I agree with most everything you said, as far as the use of a RDBMS, and
especially: quoting you,
"theoretically you break up your data into tables so that there is never a
non-applicable field for any given row."
Here is where I disagree with you, and please DON'T take this as an insult
(we're just haggling over good/bad practices ), but I think it is lazy
database design when you say:
"In the real world, this can lead to a lot of complexity, so many people
usually cheat and have a few "does not apply" fields for some records."
OK! Now here is my top 5 explanations why using Nulls is a bad idea:
Explanation(5): The more you understand how the database is to be used,
and the more complexity and thought you put into your database design, the
less complex it will be to retrieve reliable information out of it.
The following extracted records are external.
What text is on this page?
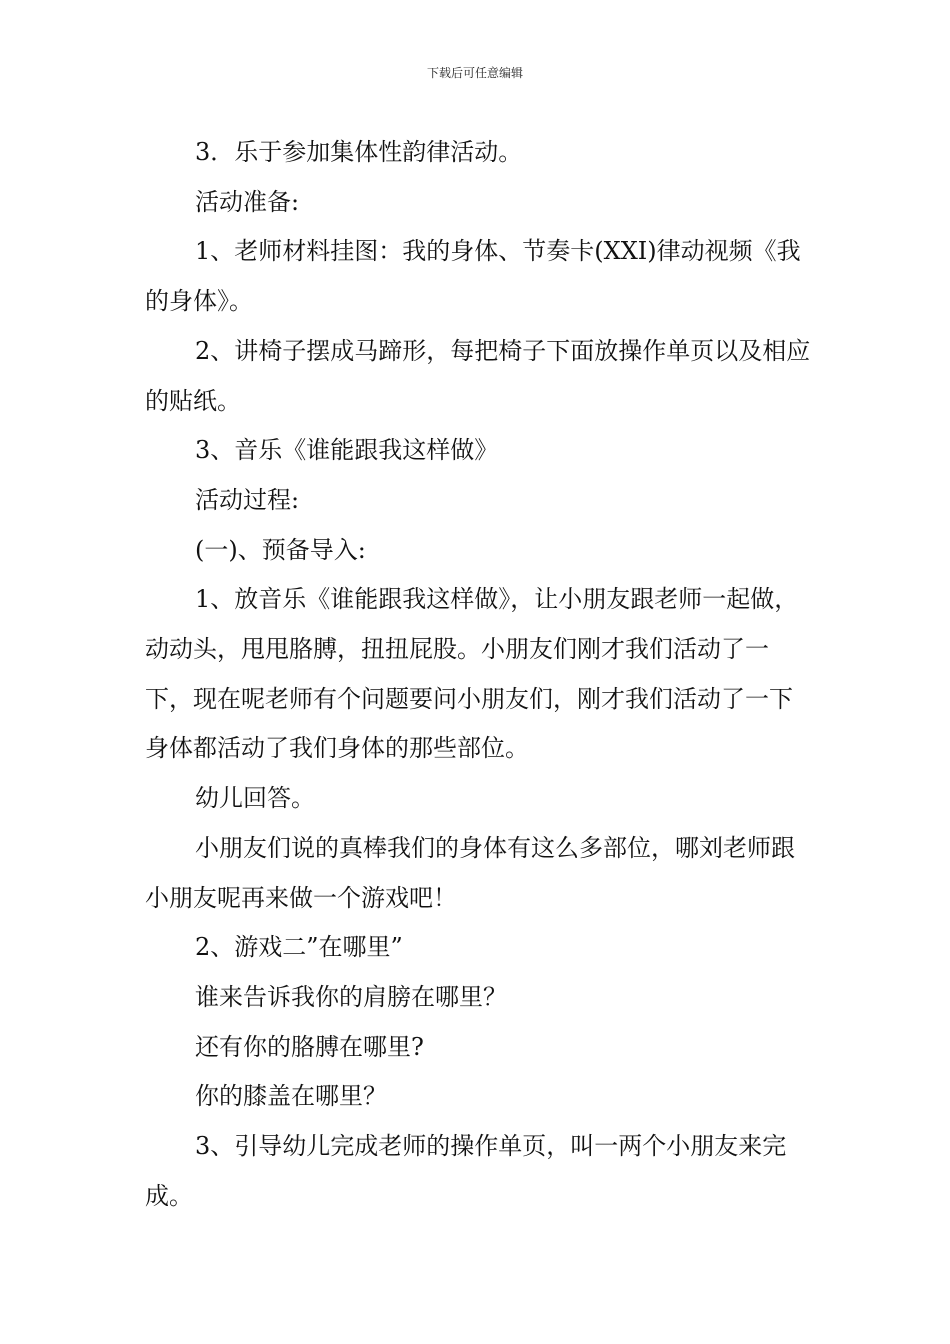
下载后可任意编辑

3．乐于参加集体性韵律活动。

活动准备:

1、老师材料挂图：我的身体、节奏卡(XXI)律动视频《我的身体》。

2、讲椅子摆成马蹄形，每把椅子下面放操作单页以及相应的贴纸。

3、音乐《谁能跟我这样做》

活动过程:

(一)、预备导入:

1、放音乐《谁能跟我这样做》，让小朋友跟老师一起做，动动头，甩甩胳膊，扭扭屁股。小朋友们刚才我们活动了一下，现在呢老师有个问题要问小朋友们，刚才我们活动了一下身体都活动了我们身体的那些部位。

幼儿回答。

小朋友们说的真棒我们的身体有这么多部位，哪刘老师跟小朋友呢再来做一个游戏吧！

2、游戏二”在哪里”

谁来告诉我你的肩膀在哪里？

还有你的胳膊在哪里?

你的膝盖在哪里？

3、引导幼儿完成老师的操作单页，叫一两个小朋友来完成。
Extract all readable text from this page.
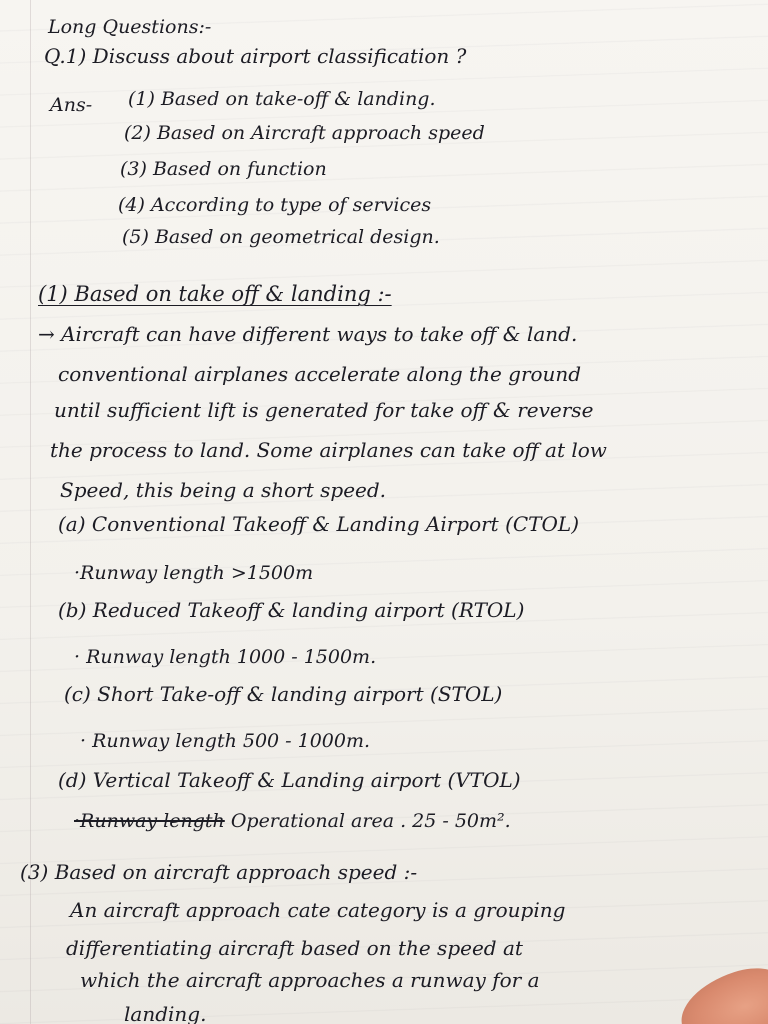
Long Questions:-
Q.1) Discuss about airport classification ?
Ans- (1) Based on take-off & landing.
(2) Based on Aircraft approach speed
(3) Based on function
(4) According to type of services
(5) Based on geometrical design.
(1) Based on take off & landing :-
→ Aircraft can have different ways to take off & land.
conventional airplanes accelerate along the ground
until sufficient lift is generated for take off & reverse
the process to land. Some airplanes can take off at low
Speed, this being a short speed.
(a) Conventional Takeoff & Landing Airport (CTOL)
·Runway length >1500m
(b) Reduced Takeoff & landing airport (RTOL)
· Runway length 1000 - 1500m.
(c) Short Take-off & landing airport (STOL)
· Runway length 500 - 1000m.
(d) Vertical Takeoff & Landing airport (VTOL)
·Runway length Operational area . 25 - 50m².
(3) Based on aircraft approach speed :-
An aircraft approach cate category is a grouping
differentiating aircraft based on the speed at
which the aircraft approaches a runway for a
landing.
Furthermore, (and this is probably what makes me crazy when Nulls are
evolved) after a ten year stretch of software development, where I and a
team designed our own databases, I did a nine year stretch of statistical
programming, using databases designed by other people, and Nulls in the
data made the results unpredictable, and yeah, made me crazy! I had to
write nightly processes to resolve inconsistencies in the data, if at
least report inconsistencies. You know the old saying "Garbage in =
Garbage out", to me Nulls are garbage, and if there is a good reason for
nulls to be a part of good clean data then someone please help me
Explanation(4):I think that the brilliant computer scientists who
developed the RDBMS database model, didn't want to support nulls
initially, but they had to because null is a form of data, it means "We
don't know what this is", and so it must be stored knowing that Null
should NOT be used as valid information.
Explanation(3):I think it was back in the sixties at Berkley, when some
smart guy on LSD found a use for the Null value, and now this use of Null
is taught in Universities all over the world, and considered to be a
blessed method to practice.
Explanation(2): Using a Null column, and you have an index on that column,
the index will not be used since NULL values do not get stored in an index
and that is why the optimizer will need to go to the data pages in order
to retrieve more information to suffice the requirements of the query.
Explanation(1): I'm just in a argumentative mood today.
Cheers and have a great weekend!